Pacto pela Democracia e eleições limpas: faltou a conexão com Lula

Celso Marcondes*

“Defender sobre esses marcos as instituições e práticas democráticas e produzir eleições limpas, diversas e com ampla participação em outubro, capazes de efetivamente representar a cidadania e devolver as bases de confiança e legitimidade ao ambiente político”. Esse é um dos três objetivos do “Pacto pela Democracia”, apresentado em evento na quarta-feira (13), no auditório da Bienal de São Paulo. Convidado por um grande amigo fui lá conferir a simpática iniciativa numa noite fria e sob garoa.

Criado por mais de 60 entidades da sociedade civil, entre elas, o Instituto Ethos, a Conectas Direitos Humanos, o Idec, o Instituto Sou da Paz, a Frente Favela Brasil e a Rede Nossa São Paulo, o movimento apresentou seu Manifesto e chamou a novas adesões. Presentes, cerca de 150 pessoas, entre elas, alguns parlamentares ou candidatos de um amplo leque de partidos políticos – Rede, PSB, PPS, PV, PDT, Novo, PSOL, PT e PSDB. No palco, democratas respeitados, como Oded Grajew, Jorge Abrahão, Beto Vasconcelos e Ricardo Young.

Além da defesa de “eleições limpas”, indispensáveis diante do gravíssimo momento que o país atravessa, o “pacto” tem outros dois objetivos nobres:

“reafirmar o diálogo, a tolerância e o repúdio pleno a todas as formas de discriminação e violência na ação política” e “realizar uma ampla reforma política após as eleições, abrindo o caminho para sair da crise melhores do que antes, no rumo reafirmado da construção do país que precisamos”.

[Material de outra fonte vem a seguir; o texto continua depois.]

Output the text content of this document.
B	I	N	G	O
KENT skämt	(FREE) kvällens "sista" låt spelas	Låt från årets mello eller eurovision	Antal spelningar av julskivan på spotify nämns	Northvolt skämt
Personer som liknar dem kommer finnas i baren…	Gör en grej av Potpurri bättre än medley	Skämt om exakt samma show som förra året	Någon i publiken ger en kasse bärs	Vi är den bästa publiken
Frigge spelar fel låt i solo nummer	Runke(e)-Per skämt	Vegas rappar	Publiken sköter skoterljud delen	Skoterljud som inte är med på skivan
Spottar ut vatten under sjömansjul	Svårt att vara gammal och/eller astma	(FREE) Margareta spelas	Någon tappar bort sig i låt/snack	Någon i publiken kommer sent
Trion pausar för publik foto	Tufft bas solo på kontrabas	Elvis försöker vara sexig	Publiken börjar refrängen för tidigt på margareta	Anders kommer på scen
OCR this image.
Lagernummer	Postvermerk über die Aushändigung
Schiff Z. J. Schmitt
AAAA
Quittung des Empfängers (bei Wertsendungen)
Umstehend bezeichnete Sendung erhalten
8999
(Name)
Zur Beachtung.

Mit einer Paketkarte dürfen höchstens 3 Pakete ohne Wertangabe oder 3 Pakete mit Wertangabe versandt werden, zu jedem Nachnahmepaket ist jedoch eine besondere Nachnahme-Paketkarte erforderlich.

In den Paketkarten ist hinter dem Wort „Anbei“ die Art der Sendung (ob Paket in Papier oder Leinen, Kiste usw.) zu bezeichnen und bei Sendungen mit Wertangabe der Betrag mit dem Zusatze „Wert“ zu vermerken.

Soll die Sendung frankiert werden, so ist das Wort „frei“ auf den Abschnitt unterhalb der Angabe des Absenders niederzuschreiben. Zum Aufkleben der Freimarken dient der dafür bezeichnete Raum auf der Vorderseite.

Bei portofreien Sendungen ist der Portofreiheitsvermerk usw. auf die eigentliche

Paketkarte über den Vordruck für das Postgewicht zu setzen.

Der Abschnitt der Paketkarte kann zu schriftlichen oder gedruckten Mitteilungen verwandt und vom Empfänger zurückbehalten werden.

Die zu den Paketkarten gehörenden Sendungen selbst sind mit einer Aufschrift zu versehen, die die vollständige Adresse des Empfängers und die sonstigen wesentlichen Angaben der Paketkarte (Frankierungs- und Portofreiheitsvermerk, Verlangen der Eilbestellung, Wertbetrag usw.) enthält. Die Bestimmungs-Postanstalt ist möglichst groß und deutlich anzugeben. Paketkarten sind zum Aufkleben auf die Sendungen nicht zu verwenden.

As três metas logo me pareceram extremamente pertinentes, mas ficou a impressão que eram genéricas demais. Na abertura do evento, mais de dez representantes das entidades se revezaram no palco. Várias delas para destacar a necessidade de renovação no Congresso Nacional. Uma aspiração essencial, pois o que já é péssimo tem grande tendência de piorar.

Porém, o que mais me chamou atenção nos discursos foi a ausência de uma palavra que me é cara: “Lula”. Ela só foi proferida pela diretora-executiva da Conectas Direitos Humanos, Juana Kweitel. Apenas ela, que é argentina, fez a ligação entre democracia, eleições limpas e Lula, líder em todas as pesquisas, injustamente preso. Para todos os demais oradores e no texto do Manifesto defensor de eleições limpas, o assunto passou batido.

Minhas surpresas iriam aumentar no dia seguinte (14) ao me deparar com um artigo assinado por Maria Alice Setúbal, na Folha de S.Paulo. Educadora e herdeira do Itaú, ela faz a apresentação do “pacto”, do qual é apoiadora. Em seu texto, como no Manifesto, não só inexiste Lula preso. Também não teria havido um golpe parlamentar em 2016, mas sim essa singular definição: “uma acirrada luta por posicionamentos que desaguaram no impeachment da ex-presidente Dilma Rousseff e em uma sociedade cindida”.

Para complicar, o texto parte da constatação que vivemos “uma crise sem precedentes”, mas em nenhum momento nem sequer cita o governo Temer e suas responsabilidades pelo caos atual. Lacuna significativa também surge ao final do artigo, quando a autora explica que o “pacto” é integrado por entidades que não compactuam “com as visões extremadas, segregacionistas e antidemocráticas”.

Setúbal não identifica quais são as tais “visões extremadas” ameaçadoras da democracia. Não há qualquer alusão aos defensores de uma intervenção militar, nem ao candidato da extrema-direita fascista, Jair Bolsonaro. Deixa em aberto a ideia que também estamos ameaçados por “extremistas” de esquerda.
Com essas ausências, a justa iniciativa das 60 respeitáveis entidades por um agrupamento democrático e plural corre o risco de ficar tão anódina que sirva de referência apenas para candidatos já conhecidos por tergiversar ou optar pelo silêncio nos momentos críticos. Corre o risco de seduzir somente os carentes de um autodenominado “centro”.

* Celso Marcondes é jornalista. Publicado originalmente pela Rede Brasil Atual (aqui).